Acaso não era previsível que uma pesquisa que se dispõe a mapear o cérebro de supostos "adolescentes homicidas" para verificar como se produz uma suposta "mente criminosa" suscitaria indagações de diversas ordens? Não era igualmente previsível que a afirmação abaixo, embora sob a capa de pretensa unanimidade sobre o fazer do psicólogo, motivasse protesto por parte destes profissionais? Vejamos o trecho: "O que funciona é dizer ao paciente: "Vou ficar no teu pé, tu tens que vir na consulta [do psicólogo] e, se tu aprontar, nós vamos estar te olhando", diz o cientista" (caderno Ciência, 26/11).
A nota que assinamos repudia - não veta - a decisão sobre a pertinência ética de pesquisas, por sinal, ainda é assunto de comitês, e não de um debate amplo e público como o que procuramos iniciar. Mas, certamente, lamentamos a iniciativa deste projeto, por reforçar, mediante a escolha dos adolescentes a serem pesquisados, as discriminações e estereótipos que já marcam certos sujeitos, como fica claro quando se os chama, conforme a reportagem, de"homicidas", deixando subentendido tratar-se de "cérebros de homicidas". Todos sabemos que os adolescentes que se encontram em unidades de privação de liberdade fazem parte das camadas mais pobres da sociedade, condição esta demonstrada em inúmeras pesquisas. Nesse sentido, cumpre lembrar que nenhuma pesquisa se limita a seus resultados: qualquer pergunta - e pesquisas formulam perguntas - pressupõe uma afirmação. E a afirmação da pesquisa em pauta, ao menos segundo o relato (até onde sabemos não desmentido) da reportagem, admite que existam cérebros "criminosos" em oposição a "não-criminosos", ignorando a rede de poderes que se articula com tal suposição (mesmo que pretenda investigá-la cientificamente).
A luta na Constituinte de 1987 pelos direitos da criança e do adolescente foi para que nunca mais houvesse, no Brasil, duas infâncias: a "criança e o adolescente" e o "menor". Assim, quando falamos de nossa "tristeza" quanto ao projeto em pauta, falamos da tristeza de perceber que mesmo na universidade é possível fazer pesquisa sem a devida reflexão sobre as condições e efeitos políticos da mesma, sobre as implicações de seus temas e métodos, sobre o papel de cada ator e acadêmico na construção do que, com demasiada facilidade, se diz ser "o real". Pois, no nosso entendimento, este não é algo a ser constatado ou desvelado, mas uma construção cotidiana forjada em meio a lutas e conflitos. E isso inclusive quando se trata de tema aparentemente tão concreto, factual, objetivo, científico e da exclusiva competência de especialistas como um "cérebro" submetido a "mapeamento". Assinamos a nota, portanto, não como preconceituosos censores contrários a uma inquestionável razão, mas enquanto pessoas, entidades e movimentos que não pretendem se calar diante de uma certa racionalidade que nos quer situar, a todos, como "menores" em face de sua pretensa validade indiscutível.

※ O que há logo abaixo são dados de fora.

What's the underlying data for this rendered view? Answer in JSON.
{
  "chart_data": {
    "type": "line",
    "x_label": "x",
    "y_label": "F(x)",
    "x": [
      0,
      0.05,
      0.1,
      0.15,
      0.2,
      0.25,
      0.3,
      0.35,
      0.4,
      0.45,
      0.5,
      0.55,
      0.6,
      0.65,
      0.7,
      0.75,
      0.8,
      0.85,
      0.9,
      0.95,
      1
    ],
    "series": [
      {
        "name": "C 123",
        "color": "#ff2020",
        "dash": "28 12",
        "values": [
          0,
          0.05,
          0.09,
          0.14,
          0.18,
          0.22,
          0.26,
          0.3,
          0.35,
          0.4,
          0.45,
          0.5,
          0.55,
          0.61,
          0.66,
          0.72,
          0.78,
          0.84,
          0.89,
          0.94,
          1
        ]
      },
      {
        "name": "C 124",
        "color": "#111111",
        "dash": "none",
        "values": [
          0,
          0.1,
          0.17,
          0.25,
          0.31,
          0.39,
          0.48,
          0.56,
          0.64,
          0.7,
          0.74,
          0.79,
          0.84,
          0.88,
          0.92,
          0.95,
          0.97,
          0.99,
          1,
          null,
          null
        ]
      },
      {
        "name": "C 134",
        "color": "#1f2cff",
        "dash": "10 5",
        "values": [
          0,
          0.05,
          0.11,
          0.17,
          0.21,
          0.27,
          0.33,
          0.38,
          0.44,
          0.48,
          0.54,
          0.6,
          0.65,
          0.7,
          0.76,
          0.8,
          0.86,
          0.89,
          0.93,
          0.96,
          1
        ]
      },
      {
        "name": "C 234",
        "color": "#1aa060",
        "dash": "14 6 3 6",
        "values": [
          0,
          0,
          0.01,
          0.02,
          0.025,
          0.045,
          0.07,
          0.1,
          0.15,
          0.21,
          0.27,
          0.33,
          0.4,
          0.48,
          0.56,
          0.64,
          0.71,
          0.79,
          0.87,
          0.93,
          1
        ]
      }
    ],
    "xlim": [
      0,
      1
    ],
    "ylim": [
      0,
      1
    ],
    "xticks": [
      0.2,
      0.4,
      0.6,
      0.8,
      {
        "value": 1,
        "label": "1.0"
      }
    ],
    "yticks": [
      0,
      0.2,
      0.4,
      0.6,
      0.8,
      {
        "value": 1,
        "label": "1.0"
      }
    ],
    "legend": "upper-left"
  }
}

* SUYANNA LINHALES BARKER, 40, psicóloga e pesquisadora do Núcleo de Estudos da Saúde do Adolescente da Uerj (Universidade do Estado do Rio de Janeiro), é coordenadora da Comissão Regional de Direitos Humanos do Conselho Regional de Psicologia do Rio de Janeiro.
* ESTHER MARIA DE MAGALHÃES ARANTES, 58, professora do Departamento de Psicologia da PUC-Rio e do Programa de Pós-Graduação em Políticas Públicas e Formação Humana da Uerj, é membro colaborador da CRDH-CRPRJ.